HARARE, 5 November 2008 (IRIN) - Zimbabwe has activated its national disaster response agency, the Civil Protection Unit (CPU), to counter the spread of cholera.
President Robert Mugabe's government has stopped short of declaring a national disaster, although the CPU is usually deployed in the wake of national disasters, such as floods and droughts.
The government said that in the past seven days nine people had died nationally from cholera, an easily treatable waterborne disease, but unofficially the numbers are thought to be much greater.
CPU director Madzudzo Pawadyira told Zimbabwe's local media that the agency had been mandated to provide clean water, even though this was the responsibility of the state-owned Zimbabwe National Water Authority (ZINWA). "We are coming in to help with the provision of water," he said.
The capital, Harare, including its central business district, has been without piped water for the past four days, while sewer bursts are being left unrepaired, resulting in raw sewerage running in the streets.
ZINWA confirmed that it has been pumping untreated sewage into Harare's water supply dam, Lake Chivero; when supplies are accessible, the water coming out of the taps often emits a pungent smell.
The UN children's agency, UNICEF, and the World Health Organisation have been assisting in the provision of drinking water, while the CPU is setting up cholera clinics in the capital's high-density suburbs and has embarked on educational programmes to prevent the disease from spreading.
A ban on vending food in public places has been imposed, and the shallow wells people have dug to get to water when the taps stopped running are being decontaminated; refuse, which has not been collected this year, will now be collected, the CPU said.

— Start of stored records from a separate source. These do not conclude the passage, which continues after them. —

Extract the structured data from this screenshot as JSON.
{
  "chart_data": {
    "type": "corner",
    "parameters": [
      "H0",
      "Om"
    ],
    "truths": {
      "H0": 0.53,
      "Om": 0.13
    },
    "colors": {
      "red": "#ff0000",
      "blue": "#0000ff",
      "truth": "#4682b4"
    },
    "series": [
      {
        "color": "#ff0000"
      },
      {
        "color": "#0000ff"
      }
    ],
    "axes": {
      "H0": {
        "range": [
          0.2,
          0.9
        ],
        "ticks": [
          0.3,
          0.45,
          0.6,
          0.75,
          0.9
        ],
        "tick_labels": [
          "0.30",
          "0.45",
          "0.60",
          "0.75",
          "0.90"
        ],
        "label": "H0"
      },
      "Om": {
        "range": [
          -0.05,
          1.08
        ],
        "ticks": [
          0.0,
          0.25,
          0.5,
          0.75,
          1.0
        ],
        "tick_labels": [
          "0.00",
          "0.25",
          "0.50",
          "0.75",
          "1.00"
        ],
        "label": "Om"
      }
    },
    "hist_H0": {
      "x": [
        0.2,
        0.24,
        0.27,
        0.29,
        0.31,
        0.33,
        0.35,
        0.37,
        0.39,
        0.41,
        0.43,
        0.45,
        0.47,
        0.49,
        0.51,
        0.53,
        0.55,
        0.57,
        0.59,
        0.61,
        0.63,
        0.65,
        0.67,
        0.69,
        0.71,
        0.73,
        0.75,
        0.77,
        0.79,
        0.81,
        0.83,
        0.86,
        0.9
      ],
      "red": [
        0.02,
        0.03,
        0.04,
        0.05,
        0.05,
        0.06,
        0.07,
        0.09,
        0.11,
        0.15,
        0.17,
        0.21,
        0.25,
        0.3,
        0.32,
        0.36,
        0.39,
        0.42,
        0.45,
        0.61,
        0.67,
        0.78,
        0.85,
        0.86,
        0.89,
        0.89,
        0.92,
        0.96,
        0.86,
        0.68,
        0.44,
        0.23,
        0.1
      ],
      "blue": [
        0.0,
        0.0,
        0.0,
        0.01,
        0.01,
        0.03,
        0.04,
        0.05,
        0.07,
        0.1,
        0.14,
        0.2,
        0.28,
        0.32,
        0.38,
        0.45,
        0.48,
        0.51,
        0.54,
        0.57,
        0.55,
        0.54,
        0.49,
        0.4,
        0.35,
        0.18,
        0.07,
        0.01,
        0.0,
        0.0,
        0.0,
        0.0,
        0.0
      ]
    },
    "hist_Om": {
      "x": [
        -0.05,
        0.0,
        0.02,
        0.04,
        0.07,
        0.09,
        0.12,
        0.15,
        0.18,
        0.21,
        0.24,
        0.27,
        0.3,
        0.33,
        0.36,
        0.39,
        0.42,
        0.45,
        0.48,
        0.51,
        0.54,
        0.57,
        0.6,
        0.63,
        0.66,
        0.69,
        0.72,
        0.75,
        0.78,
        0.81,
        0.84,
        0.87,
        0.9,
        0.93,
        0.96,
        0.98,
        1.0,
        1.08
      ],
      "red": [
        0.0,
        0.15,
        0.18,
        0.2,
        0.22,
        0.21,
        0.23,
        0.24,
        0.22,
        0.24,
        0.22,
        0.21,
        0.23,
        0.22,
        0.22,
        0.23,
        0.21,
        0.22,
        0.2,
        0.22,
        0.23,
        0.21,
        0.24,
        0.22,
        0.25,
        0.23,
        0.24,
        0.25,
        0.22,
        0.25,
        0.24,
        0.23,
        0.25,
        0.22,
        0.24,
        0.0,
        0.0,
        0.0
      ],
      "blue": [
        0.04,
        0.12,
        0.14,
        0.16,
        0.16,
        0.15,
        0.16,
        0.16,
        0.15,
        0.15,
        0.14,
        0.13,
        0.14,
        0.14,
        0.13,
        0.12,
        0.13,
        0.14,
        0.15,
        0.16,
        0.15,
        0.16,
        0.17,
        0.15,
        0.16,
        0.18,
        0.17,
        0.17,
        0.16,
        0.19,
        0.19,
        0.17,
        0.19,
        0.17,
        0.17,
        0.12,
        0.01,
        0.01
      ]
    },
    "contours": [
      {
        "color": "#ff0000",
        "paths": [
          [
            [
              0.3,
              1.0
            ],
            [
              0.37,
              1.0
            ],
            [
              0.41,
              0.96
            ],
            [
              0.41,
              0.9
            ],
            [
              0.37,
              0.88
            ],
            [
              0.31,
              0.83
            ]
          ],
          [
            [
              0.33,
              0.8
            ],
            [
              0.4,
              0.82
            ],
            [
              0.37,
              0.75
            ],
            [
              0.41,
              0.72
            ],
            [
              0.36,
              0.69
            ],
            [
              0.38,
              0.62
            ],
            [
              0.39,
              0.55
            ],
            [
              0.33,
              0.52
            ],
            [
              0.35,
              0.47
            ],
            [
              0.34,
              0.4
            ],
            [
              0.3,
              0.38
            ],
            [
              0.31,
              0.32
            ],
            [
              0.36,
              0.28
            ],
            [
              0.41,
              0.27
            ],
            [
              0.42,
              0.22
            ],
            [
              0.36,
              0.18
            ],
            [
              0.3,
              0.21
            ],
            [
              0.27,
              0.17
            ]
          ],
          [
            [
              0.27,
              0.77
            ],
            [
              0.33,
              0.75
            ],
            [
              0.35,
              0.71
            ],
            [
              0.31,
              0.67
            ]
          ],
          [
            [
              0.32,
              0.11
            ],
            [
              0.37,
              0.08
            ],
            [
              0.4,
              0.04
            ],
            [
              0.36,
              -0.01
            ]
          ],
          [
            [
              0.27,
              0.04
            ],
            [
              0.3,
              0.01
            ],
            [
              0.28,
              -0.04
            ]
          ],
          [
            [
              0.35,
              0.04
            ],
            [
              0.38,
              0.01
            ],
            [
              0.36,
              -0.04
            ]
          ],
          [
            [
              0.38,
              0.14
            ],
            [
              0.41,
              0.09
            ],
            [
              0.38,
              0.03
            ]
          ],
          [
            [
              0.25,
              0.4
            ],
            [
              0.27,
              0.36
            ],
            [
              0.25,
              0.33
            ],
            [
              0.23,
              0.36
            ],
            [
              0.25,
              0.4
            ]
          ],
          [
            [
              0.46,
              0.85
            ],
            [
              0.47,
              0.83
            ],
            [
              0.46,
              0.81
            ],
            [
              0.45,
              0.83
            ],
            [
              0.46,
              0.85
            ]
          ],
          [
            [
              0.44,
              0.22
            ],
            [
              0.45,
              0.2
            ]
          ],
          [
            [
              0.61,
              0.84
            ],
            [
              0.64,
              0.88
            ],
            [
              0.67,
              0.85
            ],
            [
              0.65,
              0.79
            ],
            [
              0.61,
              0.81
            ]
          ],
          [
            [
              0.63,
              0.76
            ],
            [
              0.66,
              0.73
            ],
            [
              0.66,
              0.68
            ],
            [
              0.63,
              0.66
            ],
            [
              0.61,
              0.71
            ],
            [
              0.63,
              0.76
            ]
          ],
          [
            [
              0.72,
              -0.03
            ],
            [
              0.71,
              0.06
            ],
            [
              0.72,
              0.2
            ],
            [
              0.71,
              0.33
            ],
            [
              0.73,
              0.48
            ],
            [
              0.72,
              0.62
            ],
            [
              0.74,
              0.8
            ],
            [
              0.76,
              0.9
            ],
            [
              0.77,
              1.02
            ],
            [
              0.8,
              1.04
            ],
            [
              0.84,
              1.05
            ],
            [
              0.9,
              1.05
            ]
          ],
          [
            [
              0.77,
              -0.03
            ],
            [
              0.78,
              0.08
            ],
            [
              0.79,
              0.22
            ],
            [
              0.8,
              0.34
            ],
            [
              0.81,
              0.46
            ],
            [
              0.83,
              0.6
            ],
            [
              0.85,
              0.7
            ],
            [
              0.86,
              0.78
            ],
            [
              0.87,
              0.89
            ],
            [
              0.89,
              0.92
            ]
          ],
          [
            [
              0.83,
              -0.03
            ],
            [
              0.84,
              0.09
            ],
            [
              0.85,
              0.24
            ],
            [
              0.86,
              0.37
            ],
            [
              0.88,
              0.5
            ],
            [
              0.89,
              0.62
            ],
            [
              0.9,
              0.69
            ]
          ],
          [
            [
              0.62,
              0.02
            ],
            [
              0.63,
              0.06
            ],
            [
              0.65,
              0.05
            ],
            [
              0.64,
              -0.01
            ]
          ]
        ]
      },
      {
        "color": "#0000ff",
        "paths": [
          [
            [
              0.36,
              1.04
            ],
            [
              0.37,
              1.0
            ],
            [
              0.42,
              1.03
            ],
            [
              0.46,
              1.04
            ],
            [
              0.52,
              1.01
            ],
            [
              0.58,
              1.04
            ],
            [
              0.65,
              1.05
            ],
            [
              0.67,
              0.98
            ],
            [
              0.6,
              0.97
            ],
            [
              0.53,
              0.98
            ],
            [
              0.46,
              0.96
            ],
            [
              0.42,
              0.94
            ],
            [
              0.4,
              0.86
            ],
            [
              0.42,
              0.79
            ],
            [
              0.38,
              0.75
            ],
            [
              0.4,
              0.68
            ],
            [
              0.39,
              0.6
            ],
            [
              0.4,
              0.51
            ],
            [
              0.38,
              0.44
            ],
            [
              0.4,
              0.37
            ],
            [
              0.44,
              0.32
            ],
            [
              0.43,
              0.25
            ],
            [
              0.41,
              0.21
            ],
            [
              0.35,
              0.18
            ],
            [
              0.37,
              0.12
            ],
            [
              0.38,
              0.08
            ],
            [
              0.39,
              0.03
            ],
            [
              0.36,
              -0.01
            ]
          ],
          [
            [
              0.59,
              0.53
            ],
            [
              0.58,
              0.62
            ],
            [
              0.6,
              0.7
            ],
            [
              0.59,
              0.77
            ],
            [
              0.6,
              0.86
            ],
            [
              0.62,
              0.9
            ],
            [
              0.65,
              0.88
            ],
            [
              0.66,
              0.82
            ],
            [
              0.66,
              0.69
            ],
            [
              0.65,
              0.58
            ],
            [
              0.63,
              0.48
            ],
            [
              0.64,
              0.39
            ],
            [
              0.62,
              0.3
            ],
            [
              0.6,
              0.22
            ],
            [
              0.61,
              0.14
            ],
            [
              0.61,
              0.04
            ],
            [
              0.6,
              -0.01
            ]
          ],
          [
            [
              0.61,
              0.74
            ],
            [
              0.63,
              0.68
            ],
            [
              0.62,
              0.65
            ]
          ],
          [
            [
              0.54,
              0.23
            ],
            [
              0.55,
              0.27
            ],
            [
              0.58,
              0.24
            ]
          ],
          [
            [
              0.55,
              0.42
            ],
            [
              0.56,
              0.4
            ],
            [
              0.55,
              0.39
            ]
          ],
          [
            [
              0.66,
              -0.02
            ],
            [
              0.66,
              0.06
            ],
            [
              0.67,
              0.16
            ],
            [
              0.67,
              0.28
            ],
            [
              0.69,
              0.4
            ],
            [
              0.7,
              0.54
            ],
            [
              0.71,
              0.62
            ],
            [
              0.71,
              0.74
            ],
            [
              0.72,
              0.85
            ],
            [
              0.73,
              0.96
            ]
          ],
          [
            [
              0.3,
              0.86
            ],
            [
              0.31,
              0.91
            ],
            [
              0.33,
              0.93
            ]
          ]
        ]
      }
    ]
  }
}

According to Harare's health director, Stanley Mongofa, "I can safely say we have been admitting a number of people suffering from the disease but no deaths have been recorded. Some might have died in their homes [that] we are not aware [of]."
An IRIN correspondent visited Harare's Beatrice Road Infectious Diseases Hospital this week, where 15 people had reportedly died from cholera, and found the facilities were stretched, with patients being treated in the hospital grounds because there were no more beds available.
"Some TB patients have been evacuated and the place is now catering for cholera patients. We are aware that the government is understating the number of patients who have died from cholera," a health worker, who declined to be named, told IRIN.
"We are looking at a very serious health disaster, whose effect the authorities may soon not be able to handle because it appears to be an uncontrollable outbreak," the health worker said.
Sesel Zvidzai, secretary for local government in the opposition Movement for Democratic Change, said ZINWA should cede the control of water supplies to local authorities, who had previously performed the task.
"ZINWA is not in a position to maintain water and sewer equipment, since they do not have engineers; all the engineers have deserted the water authority because of poor salaries."
Zvidzai said Masvingo in southeastern Zimbabwe, the only town that still retained control of its water treatment and distribution, had not suffered any cholera outbreaks because of the efficiency of its water management authority.